Yup, Breen's an opportunistic snake. He probably doesn't had a problem with anything the Combine does or what it stands for. But from his message about collaboration on, it became clear to me that the game's designers had gone out of their way to make sure the villian wasn't just a one-dimensional "conquer the galaxy, crush the lesser races, unimaginable power, unlimited rice pudding" villain. If it weren't for him, or someone like him, would there still even be a society for Gordon to save? In all likelihood, Gordon would have woken up to an inhospitable black rock, or one entirely overrun by aliens.

Let's not forget that the war between the Combine and Earth lasted for seven hours. If aliens showed up right now and wiped out everything you cared about, I think you'd lose all hope. This isn't freaking Independence Day, because the aliens invaded much faster - there was still so much of America left to trash 36 hours after the first blow was struck.

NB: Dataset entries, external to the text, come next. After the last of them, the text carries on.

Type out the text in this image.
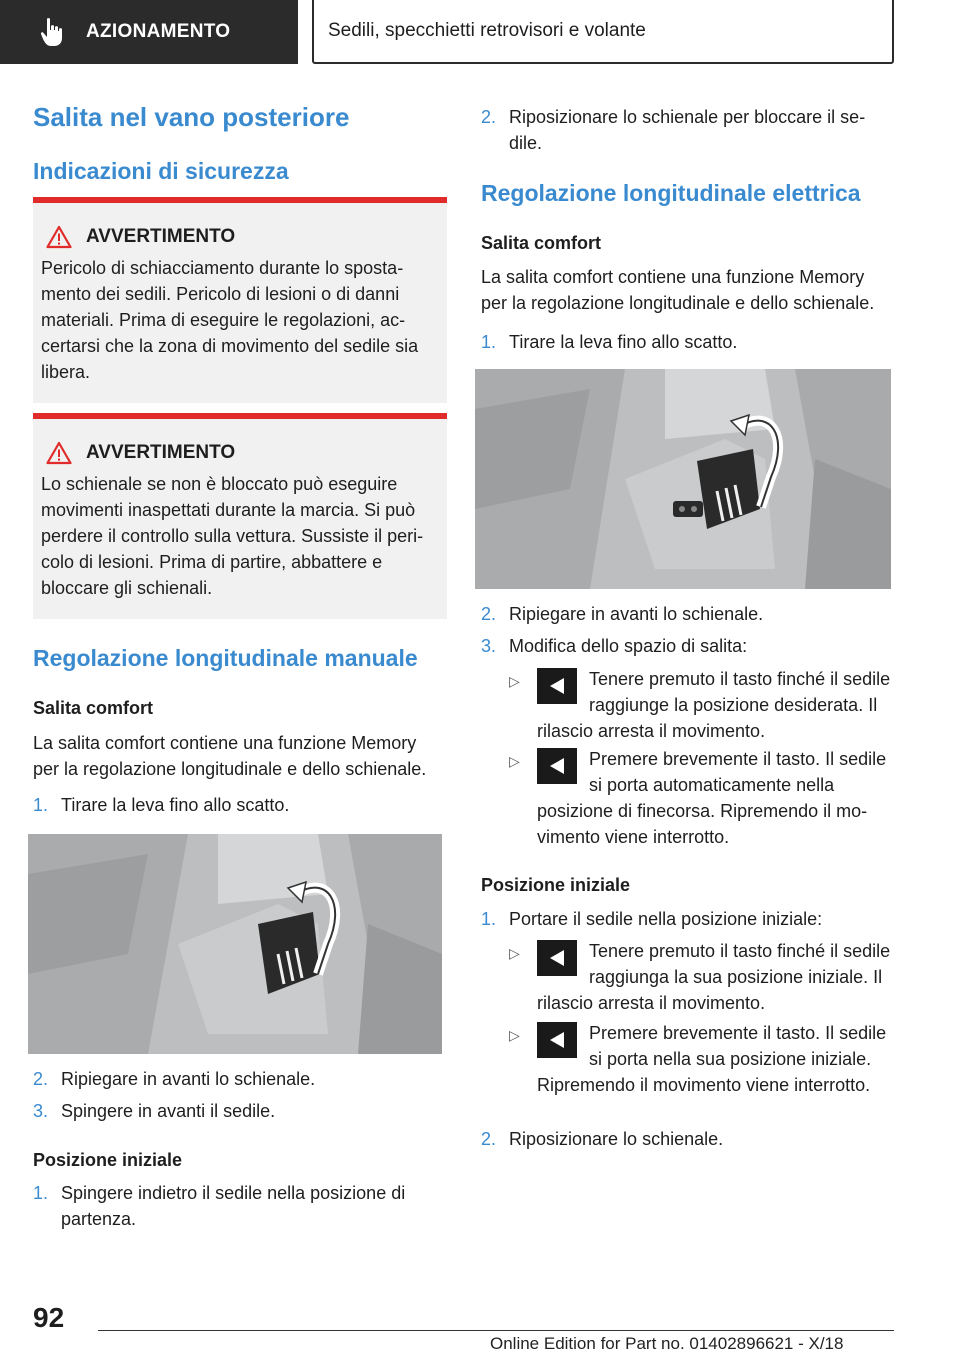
AZIONAMENTO	Sedili, specchietti retrovisori e volante
Salita nel vano posteriore
Indicazioni di sicurezza
AVVERTIMENTO
Pericolo di schiacciamento durante lo spostamento dei sedili. Pericolo di lesioni o di danni materiali. Prima di eseguire le regolazioni, accertarsi che la zona di movimento del sedile sia libera.
AVVERTIMENTO
Lo schienale se non è bloccato può eseguire movimenti inaspettati durante la marcia. Si può perdere il controllo sulla vettura. Sussiste il pericolo di lesioni. Prima di partire, abbattere e bloccare gli schienali.
Regolazione longitudinale manuale
Salita comfort
La salita comfort contiene una funzione Memory per la regolazione longitudinale e dello schienale.
1. Tirare la leva fino allo scatto.
2. Ripiegare in avanti lo schienale.
3. Spingere in avanti il sedile.
Posizione iniziale
1. Spingere indietro il sedile nella posizione di partenza.
2. Riposizionare lo schienale per bloccare il sedile.
Regolazione longitudinale elettrica
Salita comfort
La salita comfort contiene una funzione Memory per la regolazione longitudinale e dello schienale.
1. Tirare la leva fino allo scatto.
2. Ripiegare in avanti lo schienale.
3. Modifica dello spazio di salita:
▷	Tenere premuto il tasto finché il sedile raggiunge la posizione desiderata. Il rilascio arresta il movimento.
▷	Premere brevemente il tasto. Il sedile si porta automaticamente nella posizione di finecorsa. Ripremendo il movimento viene interrotto.
Posizione iniziale
1. Portare il sedile nella posizione iniziale:
▷	Tenere premuto il tasto finché il sedile raggiunga la sua posizione iniziale. Il rilascio arresta il movimento.
▷	Premere brevemente il tasto. Il sedile si porta nella sua posizione iniziale. Ripremendo il movimento viene interrotto.
2. Riposizionare lo schienale.
92
Online Edition for Part no. 01402896621 - X/18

Breen never thought Gordon had a chance, right up until everything went to hell for him. Ultimately it was his lack of faith that did him in. Well, that and my unholy fury. But far more so than Andross in Star Fox 64 or Al-Mualim in Assassin's Creed (my other two favorite games), I liked Breen.

It's a game set on Vichy Earth, where every little detail reminds you that yup, we're all stuck under the heel of a brutal and uncaring regime. Breen put a human face on that (literally), and definitely helped sell the story.